The January 28, 1898 issue of The Indian Helper had something to say about the incident:

 

“Our Mr. Frank Cayou, ’96, has passed through some College Freshman trials this week.  On Tuesday night the Dickinson College Freshman held a class banquet.  On Sunday night as Mr. Cayou was coming from church with two of our ladies he was spirited away by the Sophomores.  A crowd of them was standing around the church door as the three came out.

 

“Before they knew it the ladies were left without escort, and were obliged to come out from town alone.  Not a ‘Soph’ offered to come with them.  It is said that Cayou fought like a lion for the honor of his class, but ten or a dozen Sophomores were too much for him.  They placed him in a buggy and drove him toward the mountains, and at this writing, Wednesday morning, he has not appeared.  The Sophomores tried to steal several more of the Freshmen so as to break up the banquet, but did not succeed.  Such things are so ‘funny’ that the Man-on-the-band-stand can scarcely write about them.  He would like someday to have a new kind of a joke to laugh at if the bright young college gentlemen could only THINK of something not quite so stale.

 

  LATER:  Mr. Cayou has returned and tells a story of good treatment at the hands of the Sophomores.  His time was spent in the North Mountain, at Sterretts Gap Hotel, and at various other places.  Some of the time he was tied to a Sophomore so as to prevent the slightest chance for escape.  The Sophomores did not get the prize they thought they had, for Mr.
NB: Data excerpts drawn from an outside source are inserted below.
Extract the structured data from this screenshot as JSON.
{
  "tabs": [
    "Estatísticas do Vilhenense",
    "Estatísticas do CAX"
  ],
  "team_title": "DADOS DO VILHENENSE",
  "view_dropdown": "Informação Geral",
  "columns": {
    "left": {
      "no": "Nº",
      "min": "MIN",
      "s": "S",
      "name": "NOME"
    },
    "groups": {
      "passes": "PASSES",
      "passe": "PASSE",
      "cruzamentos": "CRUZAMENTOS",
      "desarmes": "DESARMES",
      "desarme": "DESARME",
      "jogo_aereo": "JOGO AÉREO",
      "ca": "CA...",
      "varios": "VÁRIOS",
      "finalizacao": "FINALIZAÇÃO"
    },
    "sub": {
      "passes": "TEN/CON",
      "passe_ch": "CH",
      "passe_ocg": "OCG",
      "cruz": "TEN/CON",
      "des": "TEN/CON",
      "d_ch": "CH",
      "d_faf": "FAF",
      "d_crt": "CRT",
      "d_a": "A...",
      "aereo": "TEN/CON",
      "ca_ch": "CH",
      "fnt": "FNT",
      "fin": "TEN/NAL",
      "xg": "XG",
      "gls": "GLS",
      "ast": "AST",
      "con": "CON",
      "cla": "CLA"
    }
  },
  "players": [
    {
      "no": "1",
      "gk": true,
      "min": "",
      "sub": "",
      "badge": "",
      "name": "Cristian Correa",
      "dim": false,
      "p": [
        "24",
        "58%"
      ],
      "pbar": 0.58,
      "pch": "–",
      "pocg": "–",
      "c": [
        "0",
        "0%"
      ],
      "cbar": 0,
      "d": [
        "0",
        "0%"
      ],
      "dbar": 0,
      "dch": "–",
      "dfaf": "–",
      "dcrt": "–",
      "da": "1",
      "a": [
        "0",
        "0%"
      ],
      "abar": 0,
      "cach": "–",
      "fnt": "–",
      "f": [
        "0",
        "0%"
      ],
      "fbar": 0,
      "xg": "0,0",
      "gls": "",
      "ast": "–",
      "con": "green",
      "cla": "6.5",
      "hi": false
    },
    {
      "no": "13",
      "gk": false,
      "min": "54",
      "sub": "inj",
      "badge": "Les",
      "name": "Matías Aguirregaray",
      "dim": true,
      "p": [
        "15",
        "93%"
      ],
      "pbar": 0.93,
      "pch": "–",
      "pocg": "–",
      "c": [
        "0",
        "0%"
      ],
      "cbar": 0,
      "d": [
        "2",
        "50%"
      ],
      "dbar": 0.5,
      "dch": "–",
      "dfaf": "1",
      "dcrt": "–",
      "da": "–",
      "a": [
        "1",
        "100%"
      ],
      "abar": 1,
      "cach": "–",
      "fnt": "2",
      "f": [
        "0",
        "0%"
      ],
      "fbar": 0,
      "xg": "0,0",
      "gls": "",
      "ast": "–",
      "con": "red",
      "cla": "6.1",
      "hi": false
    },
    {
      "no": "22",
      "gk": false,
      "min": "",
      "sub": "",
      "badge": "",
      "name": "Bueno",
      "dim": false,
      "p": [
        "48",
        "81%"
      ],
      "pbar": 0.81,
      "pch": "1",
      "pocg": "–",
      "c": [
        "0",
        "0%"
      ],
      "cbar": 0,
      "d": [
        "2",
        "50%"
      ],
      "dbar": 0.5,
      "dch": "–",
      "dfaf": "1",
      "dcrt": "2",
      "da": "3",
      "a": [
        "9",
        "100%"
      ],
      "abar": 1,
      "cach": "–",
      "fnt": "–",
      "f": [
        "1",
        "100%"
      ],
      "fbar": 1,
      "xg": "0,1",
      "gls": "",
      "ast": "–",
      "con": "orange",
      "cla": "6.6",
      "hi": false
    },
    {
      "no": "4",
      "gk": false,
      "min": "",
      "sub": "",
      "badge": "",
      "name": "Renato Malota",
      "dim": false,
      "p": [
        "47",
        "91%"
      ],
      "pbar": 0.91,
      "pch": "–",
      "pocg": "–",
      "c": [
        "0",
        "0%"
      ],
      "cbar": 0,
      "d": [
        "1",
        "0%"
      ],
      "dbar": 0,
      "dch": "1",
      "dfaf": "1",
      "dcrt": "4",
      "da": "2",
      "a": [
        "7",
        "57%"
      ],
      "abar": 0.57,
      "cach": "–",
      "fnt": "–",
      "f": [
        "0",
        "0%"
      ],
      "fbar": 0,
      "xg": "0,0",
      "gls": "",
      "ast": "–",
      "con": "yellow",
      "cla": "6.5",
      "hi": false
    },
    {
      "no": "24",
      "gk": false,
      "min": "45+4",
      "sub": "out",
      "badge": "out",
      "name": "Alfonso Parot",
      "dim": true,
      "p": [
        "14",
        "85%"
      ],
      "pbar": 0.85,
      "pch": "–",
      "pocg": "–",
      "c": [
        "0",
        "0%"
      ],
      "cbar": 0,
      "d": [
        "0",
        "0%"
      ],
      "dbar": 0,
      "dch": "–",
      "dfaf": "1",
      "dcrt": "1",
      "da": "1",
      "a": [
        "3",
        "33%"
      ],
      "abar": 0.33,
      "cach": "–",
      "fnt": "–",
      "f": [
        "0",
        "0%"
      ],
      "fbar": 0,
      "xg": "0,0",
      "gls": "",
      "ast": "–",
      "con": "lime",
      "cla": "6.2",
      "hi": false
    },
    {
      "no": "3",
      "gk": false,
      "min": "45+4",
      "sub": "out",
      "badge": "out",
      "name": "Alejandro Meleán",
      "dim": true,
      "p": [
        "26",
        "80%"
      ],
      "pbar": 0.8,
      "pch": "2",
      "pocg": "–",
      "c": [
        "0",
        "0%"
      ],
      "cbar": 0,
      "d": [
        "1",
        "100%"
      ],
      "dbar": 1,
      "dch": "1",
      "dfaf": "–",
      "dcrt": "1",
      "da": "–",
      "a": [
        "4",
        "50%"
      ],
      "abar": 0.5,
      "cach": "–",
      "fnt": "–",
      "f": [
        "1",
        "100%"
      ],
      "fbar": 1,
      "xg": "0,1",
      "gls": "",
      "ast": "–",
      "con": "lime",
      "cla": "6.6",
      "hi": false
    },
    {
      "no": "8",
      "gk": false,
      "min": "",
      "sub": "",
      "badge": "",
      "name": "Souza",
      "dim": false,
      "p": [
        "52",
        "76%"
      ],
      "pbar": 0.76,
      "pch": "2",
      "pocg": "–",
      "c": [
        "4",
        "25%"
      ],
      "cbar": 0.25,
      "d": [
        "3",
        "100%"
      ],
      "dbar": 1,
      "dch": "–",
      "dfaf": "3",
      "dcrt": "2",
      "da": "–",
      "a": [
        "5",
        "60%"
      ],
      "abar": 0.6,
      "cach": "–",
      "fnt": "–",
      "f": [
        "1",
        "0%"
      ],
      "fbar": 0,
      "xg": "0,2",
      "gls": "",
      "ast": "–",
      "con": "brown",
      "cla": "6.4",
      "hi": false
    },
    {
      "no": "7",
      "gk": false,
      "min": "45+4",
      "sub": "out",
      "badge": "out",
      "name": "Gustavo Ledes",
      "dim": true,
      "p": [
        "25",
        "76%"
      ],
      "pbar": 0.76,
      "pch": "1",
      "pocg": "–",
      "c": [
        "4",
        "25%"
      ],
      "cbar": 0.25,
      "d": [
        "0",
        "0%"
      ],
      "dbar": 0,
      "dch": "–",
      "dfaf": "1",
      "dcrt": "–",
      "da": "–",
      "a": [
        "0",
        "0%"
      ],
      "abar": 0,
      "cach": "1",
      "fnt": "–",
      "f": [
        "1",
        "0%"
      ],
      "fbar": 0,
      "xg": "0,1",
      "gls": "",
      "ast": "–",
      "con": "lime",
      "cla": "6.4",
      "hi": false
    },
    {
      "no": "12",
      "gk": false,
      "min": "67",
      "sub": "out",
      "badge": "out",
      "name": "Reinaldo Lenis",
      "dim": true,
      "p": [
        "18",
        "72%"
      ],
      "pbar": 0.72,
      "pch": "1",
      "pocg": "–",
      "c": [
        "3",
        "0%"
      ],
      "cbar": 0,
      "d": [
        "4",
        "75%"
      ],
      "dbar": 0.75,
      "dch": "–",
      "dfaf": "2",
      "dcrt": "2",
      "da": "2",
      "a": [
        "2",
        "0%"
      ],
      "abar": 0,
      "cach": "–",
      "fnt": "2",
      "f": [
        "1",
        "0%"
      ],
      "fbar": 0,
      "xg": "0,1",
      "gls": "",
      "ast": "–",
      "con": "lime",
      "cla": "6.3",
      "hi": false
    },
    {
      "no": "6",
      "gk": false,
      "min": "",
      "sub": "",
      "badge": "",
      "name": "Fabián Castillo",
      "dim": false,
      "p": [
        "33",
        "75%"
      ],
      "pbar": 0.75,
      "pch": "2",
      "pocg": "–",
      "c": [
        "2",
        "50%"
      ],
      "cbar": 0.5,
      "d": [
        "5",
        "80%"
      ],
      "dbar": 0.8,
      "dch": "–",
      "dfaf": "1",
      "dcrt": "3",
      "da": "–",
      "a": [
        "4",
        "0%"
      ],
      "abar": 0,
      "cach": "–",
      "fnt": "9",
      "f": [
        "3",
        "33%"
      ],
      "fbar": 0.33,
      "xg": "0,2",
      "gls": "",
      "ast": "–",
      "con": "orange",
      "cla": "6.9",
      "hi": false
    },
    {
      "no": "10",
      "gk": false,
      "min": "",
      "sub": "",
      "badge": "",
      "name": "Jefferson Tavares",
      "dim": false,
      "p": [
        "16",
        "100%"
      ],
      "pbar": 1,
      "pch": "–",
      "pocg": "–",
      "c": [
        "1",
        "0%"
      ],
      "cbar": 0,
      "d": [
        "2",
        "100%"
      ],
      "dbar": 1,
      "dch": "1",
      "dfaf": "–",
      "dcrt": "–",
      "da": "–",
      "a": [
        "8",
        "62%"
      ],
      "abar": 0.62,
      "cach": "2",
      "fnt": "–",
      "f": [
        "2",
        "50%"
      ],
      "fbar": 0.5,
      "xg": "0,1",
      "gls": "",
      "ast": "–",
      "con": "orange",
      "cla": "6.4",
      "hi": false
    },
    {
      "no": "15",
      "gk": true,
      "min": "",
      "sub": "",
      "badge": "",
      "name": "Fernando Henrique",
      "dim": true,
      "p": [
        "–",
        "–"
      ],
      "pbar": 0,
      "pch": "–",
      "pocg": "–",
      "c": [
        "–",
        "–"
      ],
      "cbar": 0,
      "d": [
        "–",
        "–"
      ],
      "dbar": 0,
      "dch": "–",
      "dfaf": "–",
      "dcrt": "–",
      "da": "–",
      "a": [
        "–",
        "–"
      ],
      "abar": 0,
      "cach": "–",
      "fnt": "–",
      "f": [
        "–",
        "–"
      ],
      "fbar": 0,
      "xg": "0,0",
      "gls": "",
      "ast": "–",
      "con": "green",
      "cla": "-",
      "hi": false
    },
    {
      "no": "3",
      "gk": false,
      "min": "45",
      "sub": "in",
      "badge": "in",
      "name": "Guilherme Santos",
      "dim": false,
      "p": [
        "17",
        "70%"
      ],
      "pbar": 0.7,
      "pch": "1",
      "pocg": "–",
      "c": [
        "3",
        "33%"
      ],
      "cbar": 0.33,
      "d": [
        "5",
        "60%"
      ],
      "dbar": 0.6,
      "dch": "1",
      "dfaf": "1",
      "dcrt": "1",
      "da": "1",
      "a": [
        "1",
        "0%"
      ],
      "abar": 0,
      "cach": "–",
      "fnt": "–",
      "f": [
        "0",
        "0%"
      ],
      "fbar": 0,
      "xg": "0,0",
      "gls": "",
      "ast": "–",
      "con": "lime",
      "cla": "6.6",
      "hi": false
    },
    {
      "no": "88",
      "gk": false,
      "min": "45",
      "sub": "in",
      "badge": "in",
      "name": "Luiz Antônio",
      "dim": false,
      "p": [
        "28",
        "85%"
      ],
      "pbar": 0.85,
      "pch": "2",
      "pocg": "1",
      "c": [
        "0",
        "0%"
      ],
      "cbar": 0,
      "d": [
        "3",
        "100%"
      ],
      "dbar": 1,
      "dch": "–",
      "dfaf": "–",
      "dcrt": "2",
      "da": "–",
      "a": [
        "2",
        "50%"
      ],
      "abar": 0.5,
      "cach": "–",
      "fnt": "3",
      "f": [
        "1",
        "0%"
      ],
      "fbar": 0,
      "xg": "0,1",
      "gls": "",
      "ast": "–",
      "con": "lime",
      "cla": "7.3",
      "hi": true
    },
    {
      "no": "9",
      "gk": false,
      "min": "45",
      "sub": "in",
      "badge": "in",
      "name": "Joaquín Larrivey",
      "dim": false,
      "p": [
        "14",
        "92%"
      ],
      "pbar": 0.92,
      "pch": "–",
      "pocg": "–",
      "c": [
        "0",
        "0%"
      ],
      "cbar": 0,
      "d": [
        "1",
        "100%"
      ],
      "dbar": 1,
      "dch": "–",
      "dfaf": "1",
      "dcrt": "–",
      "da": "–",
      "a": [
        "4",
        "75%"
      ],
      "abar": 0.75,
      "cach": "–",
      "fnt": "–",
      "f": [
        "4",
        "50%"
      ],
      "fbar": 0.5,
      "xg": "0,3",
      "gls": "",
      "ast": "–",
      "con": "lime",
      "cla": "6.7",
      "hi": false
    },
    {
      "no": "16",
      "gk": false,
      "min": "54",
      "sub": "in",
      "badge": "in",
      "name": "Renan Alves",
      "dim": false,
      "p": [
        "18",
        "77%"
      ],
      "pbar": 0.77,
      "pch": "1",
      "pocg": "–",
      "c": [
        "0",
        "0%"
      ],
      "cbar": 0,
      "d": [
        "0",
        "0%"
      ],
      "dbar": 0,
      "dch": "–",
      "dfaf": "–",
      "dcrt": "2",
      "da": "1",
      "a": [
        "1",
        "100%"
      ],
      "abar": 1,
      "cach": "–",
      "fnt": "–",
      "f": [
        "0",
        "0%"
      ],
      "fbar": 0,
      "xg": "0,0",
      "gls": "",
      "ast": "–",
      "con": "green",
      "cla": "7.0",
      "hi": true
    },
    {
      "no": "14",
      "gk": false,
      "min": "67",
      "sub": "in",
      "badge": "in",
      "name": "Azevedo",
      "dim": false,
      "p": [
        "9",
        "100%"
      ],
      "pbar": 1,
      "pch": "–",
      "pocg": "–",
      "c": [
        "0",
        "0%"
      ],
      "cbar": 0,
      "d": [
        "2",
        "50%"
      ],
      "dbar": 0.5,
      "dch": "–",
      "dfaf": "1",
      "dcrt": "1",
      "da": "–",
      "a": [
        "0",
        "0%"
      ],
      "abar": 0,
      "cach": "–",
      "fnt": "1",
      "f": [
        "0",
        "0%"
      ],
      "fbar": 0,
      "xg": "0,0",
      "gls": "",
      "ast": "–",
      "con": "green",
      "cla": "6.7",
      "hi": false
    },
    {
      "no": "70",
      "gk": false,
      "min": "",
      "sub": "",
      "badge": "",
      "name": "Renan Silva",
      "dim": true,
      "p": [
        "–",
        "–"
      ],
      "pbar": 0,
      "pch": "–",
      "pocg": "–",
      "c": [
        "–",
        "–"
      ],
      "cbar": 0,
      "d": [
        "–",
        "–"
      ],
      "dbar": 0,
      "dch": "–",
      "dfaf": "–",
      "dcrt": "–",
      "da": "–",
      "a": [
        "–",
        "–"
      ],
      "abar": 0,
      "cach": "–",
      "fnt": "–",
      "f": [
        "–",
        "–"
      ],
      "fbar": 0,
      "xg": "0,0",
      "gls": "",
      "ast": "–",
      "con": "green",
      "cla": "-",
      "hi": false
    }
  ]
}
Cayou was not toastmaster, as they surmised and had no part in the banquet program, and he was the only one absent.  There is considerable excitement among the college men at this writing and a strong class feeling exists.  All sorts of rumors are afloat as to what is to be done by those in authority, but we have nothing definite.”

The 1900 Microcosm included Dickinson College students’ takes on the affair in the Daily Chronicle section:

November 27th

Cayou goes to church alone.

Miss Beitzel goes to church alone.

January 14th

Cayou absent from chapel.

Miss Beitzel absent from chapel.

January 23rd

Docky warns Sophs to return Cayou.

(Apparently Docky was students’ pet name for President Rev. George Edward Reed)

Blanche Una Beitzel was listed as a Junior, a member of the class of 1900, with the motto:

‘Tis not that I love Dickinson less, but the Indian School more.

The football team photo on page 146 lists F. M. Cayou, but the player looks exactly like Ed Rogers. Cayou and Rogers were enrolled in Dickinson College proper and the law school, respectively at that time. Both played for Dickinson against Penn State in the Thanksgiving Day game held after the Indian School’s season ended.

One can only wonder how such a kidnapping would be viewed in 2008.